In Lebanon, the flow of new refugees heightens the Shiite-Sunni divide.  Impotent in their struggle against Israel, the Palestinians in the Lebanese camps, find the powerful idea of a ‘global jihad” an attractive alternative , while the Shiite Hezbollah’s war with Israel leaves the Sunni Iraqi refugees “defensive, marginalized and bitter.”  At the same time, Lebanon’s neighbor, Jordan remains “a Sunni refuge for Iraq’s Baathist army generals, air force pilots, intelligence operatives, and business elites who had crossed the border early for an indeterminate stay.”

Amos continuously connects the complex political divisions with human costs that extend beyond death and destruction into the fabric of the family.  In one fascinating chapter, she spends time with Iraqi prostitutes in Damascus finding that these former middle class professional women have made some difficult decisions to survive exile. 
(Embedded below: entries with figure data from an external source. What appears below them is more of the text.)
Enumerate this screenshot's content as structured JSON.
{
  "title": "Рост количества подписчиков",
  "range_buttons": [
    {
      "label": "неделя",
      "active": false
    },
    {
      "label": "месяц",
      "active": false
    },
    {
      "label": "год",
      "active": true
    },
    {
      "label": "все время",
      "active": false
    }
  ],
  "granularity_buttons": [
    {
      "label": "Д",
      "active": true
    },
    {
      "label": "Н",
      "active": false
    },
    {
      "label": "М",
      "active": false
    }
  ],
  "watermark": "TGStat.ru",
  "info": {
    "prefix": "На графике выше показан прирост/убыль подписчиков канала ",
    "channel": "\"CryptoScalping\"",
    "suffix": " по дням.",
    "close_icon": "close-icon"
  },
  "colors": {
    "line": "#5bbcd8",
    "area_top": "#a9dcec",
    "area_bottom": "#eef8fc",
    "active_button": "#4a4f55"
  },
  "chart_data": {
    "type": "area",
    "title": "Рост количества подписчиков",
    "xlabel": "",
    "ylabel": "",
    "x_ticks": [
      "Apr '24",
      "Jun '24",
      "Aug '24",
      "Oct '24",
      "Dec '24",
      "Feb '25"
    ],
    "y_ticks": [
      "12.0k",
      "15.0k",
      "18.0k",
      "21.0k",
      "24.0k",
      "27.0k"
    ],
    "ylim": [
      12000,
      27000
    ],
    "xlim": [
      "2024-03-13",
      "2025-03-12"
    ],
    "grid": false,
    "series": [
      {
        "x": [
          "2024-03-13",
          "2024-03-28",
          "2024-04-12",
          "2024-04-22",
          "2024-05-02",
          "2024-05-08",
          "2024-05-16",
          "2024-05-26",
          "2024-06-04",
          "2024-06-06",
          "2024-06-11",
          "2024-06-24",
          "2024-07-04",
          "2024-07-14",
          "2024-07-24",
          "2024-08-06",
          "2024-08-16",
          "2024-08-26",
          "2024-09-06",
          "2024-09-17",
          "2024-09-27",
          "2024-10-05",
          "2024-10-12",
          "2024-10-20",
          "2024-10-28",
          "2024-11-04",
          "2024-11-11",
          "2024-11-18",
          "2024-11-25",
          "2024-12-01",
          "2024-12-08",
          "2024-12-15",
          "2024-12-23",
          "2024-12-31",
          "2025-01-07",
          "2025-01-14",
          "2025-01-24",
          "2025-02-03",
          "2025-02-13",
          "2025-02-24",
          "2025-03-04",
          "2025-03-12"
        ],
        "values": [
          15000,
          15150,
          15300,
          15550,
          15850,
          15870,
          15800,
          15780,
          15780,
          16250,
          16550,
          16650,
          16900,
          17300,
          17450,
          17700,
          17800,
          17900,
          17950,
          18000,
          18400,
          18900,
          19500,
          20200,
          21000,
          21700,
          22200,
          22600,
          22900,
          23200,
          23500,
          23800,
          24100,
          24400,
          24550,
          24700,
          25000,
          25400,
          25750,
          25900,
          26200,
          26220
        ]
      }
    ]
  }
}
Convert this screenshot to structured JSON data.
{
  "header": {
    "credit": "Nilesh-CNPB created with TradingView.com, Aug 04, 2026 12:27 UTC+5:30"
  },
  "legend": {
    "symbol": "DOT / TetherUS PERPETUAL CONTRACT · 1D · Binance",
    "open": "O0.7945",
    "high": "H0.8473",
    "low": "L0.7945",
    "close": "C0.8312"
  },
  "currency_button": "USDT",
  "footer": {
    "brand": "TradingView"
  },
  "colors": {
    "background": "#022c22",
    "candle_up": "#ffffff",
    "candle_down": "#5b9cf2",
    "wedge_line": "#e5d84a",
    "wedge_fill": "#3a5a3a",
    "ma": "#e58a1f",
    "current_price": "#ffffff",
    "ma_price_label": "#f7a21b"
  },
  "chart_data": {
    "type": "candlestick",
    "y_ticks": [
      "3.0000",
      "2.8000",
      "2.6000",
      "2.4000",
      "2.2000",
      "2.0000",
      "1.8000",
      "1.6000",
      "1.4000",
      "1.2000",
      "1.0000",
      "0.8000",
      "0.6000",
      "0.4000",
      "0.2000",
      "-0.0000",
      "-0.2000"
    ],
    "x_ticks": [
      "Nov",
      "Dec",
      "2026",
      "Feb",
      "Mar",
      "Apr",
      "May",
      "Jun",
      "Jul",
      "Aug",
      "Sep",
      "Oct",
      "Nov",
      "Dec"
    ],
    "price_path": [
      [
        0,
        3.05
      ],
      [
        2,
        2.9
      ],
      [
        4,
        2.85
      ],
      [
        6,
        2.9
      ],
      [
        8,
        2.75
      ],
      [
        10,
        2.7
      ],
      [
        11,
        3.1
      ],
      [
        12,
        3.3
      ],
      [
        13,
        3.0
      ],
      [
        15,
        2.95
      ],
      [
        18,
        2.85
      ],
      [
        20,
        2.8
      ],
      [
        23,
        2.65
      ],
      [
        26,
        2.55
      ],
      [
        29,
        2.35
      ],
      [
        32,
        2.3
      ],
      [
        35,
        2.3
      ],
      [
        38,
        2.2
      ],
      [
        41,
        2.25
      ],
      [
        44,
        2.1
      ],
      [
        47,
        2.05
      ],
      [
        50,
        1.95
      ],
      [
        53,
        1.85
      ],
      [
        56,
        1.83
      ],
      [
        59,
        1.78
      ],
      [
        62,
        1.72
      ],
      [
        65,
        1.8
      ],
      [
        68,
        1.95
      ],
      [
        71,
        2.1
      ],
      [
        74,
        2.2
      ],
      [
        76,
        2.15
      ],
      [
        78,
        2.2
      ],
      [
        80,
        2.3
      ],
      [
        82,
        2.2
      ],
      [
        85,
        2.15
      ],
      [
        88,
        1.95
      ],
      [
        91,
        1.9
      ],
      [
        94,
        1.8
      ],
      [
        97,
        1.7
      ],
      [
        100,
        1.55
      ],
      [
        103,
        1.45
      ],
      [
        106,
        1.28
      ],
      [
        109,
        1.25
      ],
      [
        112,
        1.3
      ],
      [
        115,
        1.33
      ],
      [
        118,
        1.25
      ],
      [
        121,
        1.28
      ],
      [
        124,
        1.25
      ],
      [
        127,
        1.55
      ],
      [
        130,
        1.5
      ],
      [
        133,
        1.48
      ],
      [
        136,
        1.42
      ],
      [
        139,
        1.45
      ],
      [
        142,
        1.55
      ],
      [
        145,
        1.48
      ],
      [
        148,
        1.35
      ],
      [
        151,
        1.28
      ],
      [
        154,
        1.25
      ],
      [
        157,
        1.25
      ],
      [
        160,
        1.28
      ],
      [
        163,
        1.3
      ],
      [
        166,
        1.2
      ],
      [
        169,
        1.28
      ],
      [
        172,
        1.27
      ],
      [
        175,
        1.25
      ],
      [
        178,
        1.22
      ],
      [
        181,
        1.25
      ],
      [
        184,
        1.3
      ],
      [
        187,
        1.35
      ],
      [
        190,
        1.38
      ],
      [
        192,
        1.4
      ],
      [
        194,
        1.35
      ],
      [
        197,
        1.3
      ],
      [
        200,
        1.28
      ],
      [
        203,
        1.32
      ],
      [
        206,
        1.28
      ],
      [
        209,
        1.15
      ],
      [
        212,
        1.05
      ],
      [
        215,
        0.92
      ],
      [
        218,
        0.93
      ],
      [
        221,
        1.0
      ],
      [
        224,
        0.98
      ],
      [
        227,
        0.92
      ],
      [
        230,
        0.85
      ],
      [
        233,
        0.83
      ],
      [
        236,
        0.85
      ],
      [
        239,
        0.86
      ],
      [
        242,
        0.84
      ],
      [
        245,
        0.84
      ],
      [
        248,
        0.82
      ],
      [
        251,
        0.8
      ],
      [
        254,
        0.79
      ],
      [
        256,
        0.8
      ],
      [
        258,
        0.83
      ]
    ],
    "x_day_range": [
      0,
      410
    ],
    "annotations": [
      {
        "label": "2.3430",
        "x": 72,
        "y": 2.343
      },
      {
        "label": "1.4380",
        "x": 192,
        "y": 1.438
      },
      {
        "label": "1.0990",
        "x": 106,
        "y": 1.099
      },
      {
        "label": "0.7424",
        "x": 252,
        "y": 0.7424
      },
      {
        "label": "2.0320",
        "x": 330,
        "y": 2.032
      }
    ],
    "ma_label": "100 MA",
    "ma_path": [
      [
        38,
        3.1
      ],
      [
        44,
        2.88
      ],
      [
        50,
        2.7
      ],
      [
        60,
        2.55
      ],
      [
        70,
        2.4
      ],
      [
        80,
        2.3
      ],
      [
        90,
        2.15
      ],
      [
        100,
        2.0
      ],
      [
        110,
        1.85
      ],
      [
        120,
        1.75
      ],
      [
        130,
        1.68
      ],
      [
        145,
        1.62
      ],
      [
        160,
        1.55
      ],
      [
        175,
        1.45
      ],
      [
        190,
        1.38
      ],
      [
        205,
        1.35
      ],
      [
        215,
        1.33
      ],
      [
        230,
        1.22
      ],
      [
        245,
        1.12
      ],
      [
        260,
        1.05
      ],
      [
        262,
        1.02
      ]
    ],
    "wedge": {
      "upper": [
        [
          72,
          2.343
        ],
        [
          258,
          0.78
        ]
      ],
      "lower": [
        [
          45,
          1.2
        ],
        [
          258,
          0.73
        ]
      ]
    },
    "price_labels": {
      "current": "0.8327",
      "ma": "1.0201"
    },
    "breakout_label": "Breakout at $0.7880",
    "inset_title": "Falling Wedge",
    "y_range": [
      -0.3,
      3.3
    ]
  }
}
While one may not always agree with her perception of the Sunni-Shiite divide, “Eclipse of the Sunnis” certainly brings attention to a large diaspora that will have to be recognized in order to achieve any lasting stability in Iraq and in the region as a whole. Although the military violence has escalated drastically since Amos’ reportage, her narrative continues to shed historical and personal light on the current carnage.

This review will appear in Al Jadid, Vol. 20, No. 71.